The facts are simple enough: The insured, Elaine Gattus, purchased homeowner’s insurance from Gulfstream Property and Casualty Insurance Company. After executing the policy, Gattus’ property suffered water damage. She then engaged plaintiff Bioscience West to perform “emergency water and removal construction services.” Rather than directly compensating Bioscience West for its services, Gattus assigned the contractor her benefits due under the policy without Gulfstream’s knowledge or consent.
Gulfstream denied coverage, leading Bioscience West to file suit for breach of contract. Gulfstream successfully moved for summary judgment. The circuit court noted the policy’s express language prohibiting the insured from transferring “this policy” to a third party without Gulfstream’s written consent. Bioscience West appealed to the Second District Court of Appeal.

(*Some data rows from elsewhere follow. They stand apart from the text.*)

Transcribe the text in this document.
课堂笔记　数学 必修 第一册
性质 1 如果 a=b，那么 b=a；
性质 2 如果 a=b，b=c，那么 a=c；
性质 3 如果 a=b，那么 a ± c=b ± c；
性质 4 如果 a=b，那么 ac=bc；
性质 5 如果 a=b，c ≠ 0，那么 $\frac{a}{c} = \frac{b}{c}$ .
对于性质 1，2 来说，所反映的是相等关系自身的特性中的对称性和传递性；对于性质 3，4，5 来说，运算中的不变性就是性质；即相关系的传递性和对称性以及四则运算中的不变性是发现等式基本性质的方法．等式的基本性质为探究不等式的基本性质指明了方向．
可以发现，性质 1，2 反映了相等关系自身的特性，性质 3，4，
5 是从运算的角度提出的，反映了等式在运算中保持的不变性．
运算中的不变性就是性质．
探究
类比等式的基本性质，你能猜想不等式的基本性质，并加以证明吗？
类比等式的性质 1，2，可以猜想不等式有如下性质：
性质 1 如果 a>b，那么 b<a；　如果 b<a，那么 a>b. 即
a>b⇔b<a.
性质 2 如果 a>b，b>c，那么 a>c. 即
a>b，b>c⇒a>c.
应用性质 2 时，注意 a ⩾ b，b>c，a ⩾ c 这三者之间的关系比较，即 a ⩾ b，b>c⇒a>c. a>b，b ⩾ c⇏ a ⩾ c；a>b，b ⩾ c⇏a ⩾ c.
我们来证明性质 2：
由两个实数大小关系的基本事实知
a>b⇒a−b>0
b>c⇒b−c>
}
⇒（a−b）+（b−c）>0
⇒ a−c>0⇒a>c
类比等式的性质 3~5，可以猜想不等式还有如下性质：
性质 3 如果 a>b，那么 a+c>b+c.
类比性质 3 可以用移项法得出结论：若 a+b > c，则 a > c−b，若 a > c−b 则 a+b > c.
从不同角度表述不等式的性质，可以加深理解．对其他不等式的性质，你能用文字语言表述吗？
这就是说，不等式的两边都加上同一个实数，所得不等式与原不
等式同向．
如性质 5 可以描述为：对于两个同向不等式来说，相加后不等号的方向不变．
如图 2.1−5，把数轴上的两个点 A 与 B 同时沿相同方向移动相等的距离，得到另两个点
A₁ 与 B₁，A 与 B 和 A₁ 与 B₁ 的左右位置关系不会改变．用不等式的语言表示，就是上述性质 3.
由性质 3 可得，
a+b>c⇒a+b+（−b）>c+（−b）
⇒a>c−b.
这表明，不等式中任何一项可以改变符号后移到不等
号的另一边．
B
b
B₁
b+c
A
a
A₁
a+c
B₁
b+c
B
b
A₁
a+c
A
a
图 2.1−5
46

On appeal, Bioscience West’s principle contention was that although the entire policy cannot be assigned absent Gulfstream’s consent, there is no such prohibition for the assignment of a “benefit derived from the policy” once it has accrued. The appellate court agreed with Bioscience West’s position that notwithstanding the policy’s valid prohibition on assignment of the entire policy, the policy as written did not have the effect of prohibiting the post-loss assignment of the right to receive benefits under the policy. In so doing, the court drew the distinction between assignment of the entire policy versus a right thereunder.
It was on these grounds that the Court was able to dispose of the primary issue on appeal, but it nonetheless went on to explain that even if there was language in the policy restricting such an assignment, such language would be of no moment because “Florida case law yields deep rooted support for the conclusion that post-loss assignments do not require an insurer’s consent.”
Relying on the 1918 Florida Supreme Court case W. Fla. Grocery Co. v. Teutona Fire Ins. Co., 77 So. 209 (1918),the First, Second, Third, Fourth, and Fifth districts all follow the rule forwarded by Bioscience West that, although an insurance provider may contractually prohibit or limit outright assignment of an entire insurance policy, post-loss insurance claims are freely assignable, whether or not the insurer consents. Federal courts in Florida have also adopted without exception and alteration the Florida Supreme Court and the five districts’ approach to post-loss assignments of benefits derived from an insurance policy.
Analysis & Implications
At first blush, the assignment of post-loss rights may seem as though it is all pain and no gain for insurers, when there may, in fact, be some benefit. For example, in a case where a plumbing leak, if not swiftly repaired, would lead to substantial damage, the ability to assign a claim could encourage insureds to take prompt action to repair, thereby mitigating damages. In this regard, the Second District concluded that “it is imprudent to place insured parties of the untenable position of waiting for the insurance company to assess damages any time a loss occurs” and that the exigencies of the situation typically render the “unexpected loss event [ ] a time-sensitive procedure” aided by the flexibility afforded under post-loss assignments.
There is, however, a caveat to such post-loss assignments in cases where coverage for a particular incident is disputed. When coverage is disputed, such assignments are inherently prone to the risk that insurers may be sued by assignees of post-loss benefits for breaching the insurance policy when, in reality, there may be no coverage for the loss in the first place. As was the case in Bioscience, the assignor-insured and assignee-contractor executed a general release, thereby precluding an action by the assignee against the assignor for the fees of its work, and will likely contain a waiver of the assignee-contractor’s right to pursue payment via a mechanic’s lien on the repaired property. Thus, even if a claim is clearly beyond the scope of a policy’s coverage, such assignees have an incentive to institute litigation to collect under the policy, even in doubtful circumstances. Meanwhile, the insured is provided with the potential windfall of cost-free repairs for property damage that otherwise would have not been covered under the policy. Rather than venture into a thicket of weighing competing interests, the court in conclusion explained that it is “mindful that there are competing policy considerations here” but declined to address them as such “considerations are for the legislature to decide, not our court.”